Elara’s POV
“Mommy!”
The small voice hit me before the small body did. Valerius launched himself at my legs with the force of a tiny cannonball, nearly knocking me sideways on the cobblestone path.
I dropped to my knees and caught him, pulling him tight against my chest. The scent of chalk dust and honey cakes clung to his curls. My arms ached from hours of quill work, but the weight of him — warm, wriggling, impossibly alive — dissolved every ounce of tension I’d been carrying since that golden transmission stone went dark.
“My little knight.” I pressed my lips to his forehead. “Did you conquer the academy today?”
“I made a friend!” He pulled back just enough to show me his face. Those dark gold eyes — his father’s eyes, though he’d never know it — were blazing with pride. “His name is Tomas and he has a pet toad and he let me hold it and it jumped on the teacher’s desk and she screamed and —”
“Breathe, sweetheart.”
“— and then we had lunch and I ate all my bread and Tomas shared his apple and I shared my cheese and the teacher said I have excellent penmanship, Mommy. Excellent!”
My chest ached. The good kind. The kind that reminded me why I dragged myself out of bed before dawn, why I scrubbed ink from my fingers until they were raw, why I endured impossible emperors and their impossible demands.
This. This boy. This miracle.
“I’m so proud of you, little champion.”
Brenna appeared behind him, arms crossed and leaning against the courtyard wall with an expression that said she’d been managing hurricane-force energy for hours.
“He hasn’t stopped talking since I picked him up,” she said. “Not once. Not even to chew his food properly.”
“I chewed!” Valerius protested.
“You inhaled.”
I stood up, hoisting him onto my hip even though he was getting almost too heavy for it. His legs dangled past my knees now. When had that happened?
“How was it?” Brenna asked, falling into step beside me as we left the palace courtyard and turned toward the main road. Her voice dropped low enough that Valerius, busy counting the lanterns along the wall, wouldn’t hear. “And don’t say ‘fine.’ I can see it on your face.”
I exhaled through my teeth. “I might be dismissed from my post.”
“Already? You just started.”
“The Emperor — His Majesty Nightfire — he’s...” I searched for a word that wouldn’t traumatize my son. “Intense.”
“Intense how?”
“He called through the transmission stone and demanded I organize a full formal dinner for a large group of royal guests by tomorrow evening. Dietary restrictions. Wine pairings. Seating charts. And when I pointed out that was unreasonable, he essentially told me that Alphas don’t make requests, they give commands.”
Brenna’s eyebrows climbed. “So he’s one of those.”
“He’s worse than those. He’s testing me, apparently. Claire — the senior archivist — she said the last archivists in my position all quit after their first interaction with him. One cried. One just vanished.”
“And you?”
“I yelled at him.”
Brenna stopped walking. Then a grin split across her face. Slow and dangerous and delighted.
“Ela. You yelled at the Emperor.”
“It wasn’t yelling exactly. It was... forceful disagreement.”

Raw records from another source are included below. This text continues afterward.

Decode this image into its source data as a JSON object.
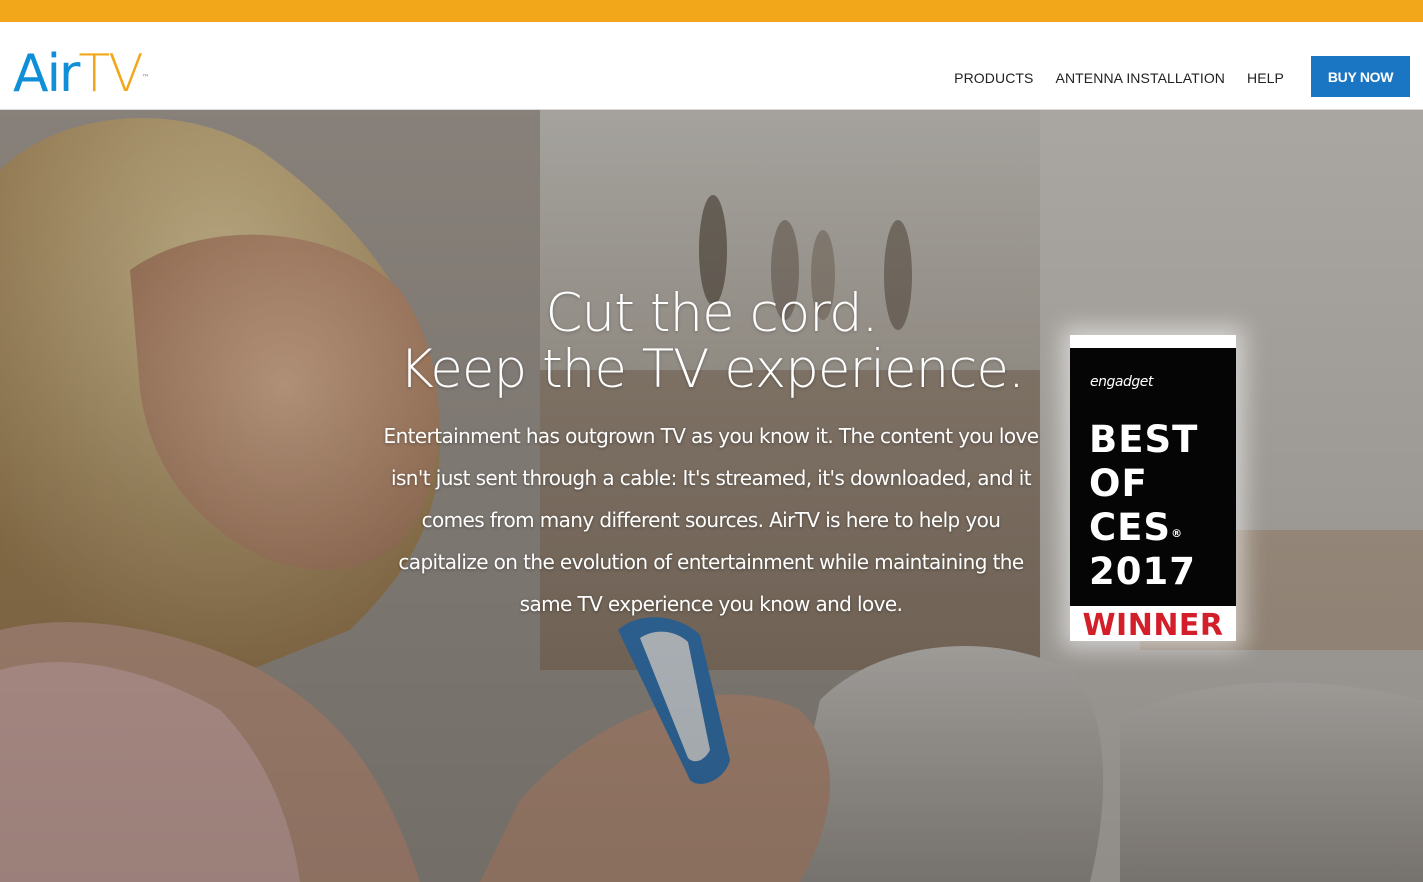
{
  "header": {
    "logo": {
      "part1": "Air",
      "part2": "TV",
      "mark": "™"
    },
    "nav": [
      {
        "label": "PRODUCTS"
      },
      {
        "label": "ANTENNA INSTALLATION"
      },
      {
        "label": "HELP"
      }
    ],
    "cta": "BUY NOW"
  },
  "hero": {
    "headline_line1": "Cut the cord.",
    "headline_line2": "Keep the TV experience.",
    "body": "Entertainment has outgrown TV as you know it. The content you love isn't just sent through a cable: It's streamed, it's downloaded, and it comes from many different sources. AirTV is here to help you capitalize on the evolution of entertainment while maintaining the same TV experience you know and love."
  },
  "badge": {
    "brand": "engadget",
    "line1": "BEST",
    "line2": "OF",
    "line3": "CES",
    "reg": "®",
    "line4": "2017",
    "winner": "WINNER"
  },
  "colors": {
    "top_bar": "#F2A71B",
    "logo_blue": "#0F8FD8",
    "logo_orange": "#F2A71B",
    "cta_blue": "#1A76C2",
    "winner_red": "#D21F2A"
  }
}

“You yelled at an Alpha Emperor on your very first day.”
“Please stop enjoying this.”
She threw her arm around my shoulder. “I will never stop enjoying this. That man has no idea what just walked into his palace.”
“What walked into his palace is a single mother with ink-stained fingers and a headache the size of the capital.” I shifted Valerius higher on my hip. “He’s going to eat me alive, Brenna.”
“Or you’re going to eat him alive.” She squeezed my shoulder. “You’re not the same scared girl who showed up at my door with nothing. You survived worse than some angry royal with an obsession with royal protocol.”
Valerius tugged my collar. “Mommy, can we get my writing quills tonight? The teacher said I need proper ones.”
“That’s exactly where we’re headed, little champion.”
The commercial district was still buzzing despite the late hour. Lanterns hung from iron brackets along the storefronts, casting warm pools of gold across the cobblestones. Street vendors called out final prices on bread and dried herbs. A woman with a cart of roasted chestnuts waved at Valerius, who waved back with enthusiastic intensity.
We found the supply shop easily enough. Valerius selected his quills with the gravity of a general choosing weapons — testing each nib against his thumb, holding them up to the light, rejecting several before settling on a set with dark blue handles.
“These ones,” he announced. “Because blue is the color of important things.”
I paid and tucked the package under my arm. “What important things?”
“The sky. The ocean.” He thought for a moment. “Your eyes, Mommy.”
Brenna made a sound that was halfway between a laugh and a groan. “This child is going to be devastating when he grows up.”
We were cutting through a side street toward the main avenue when I saw it.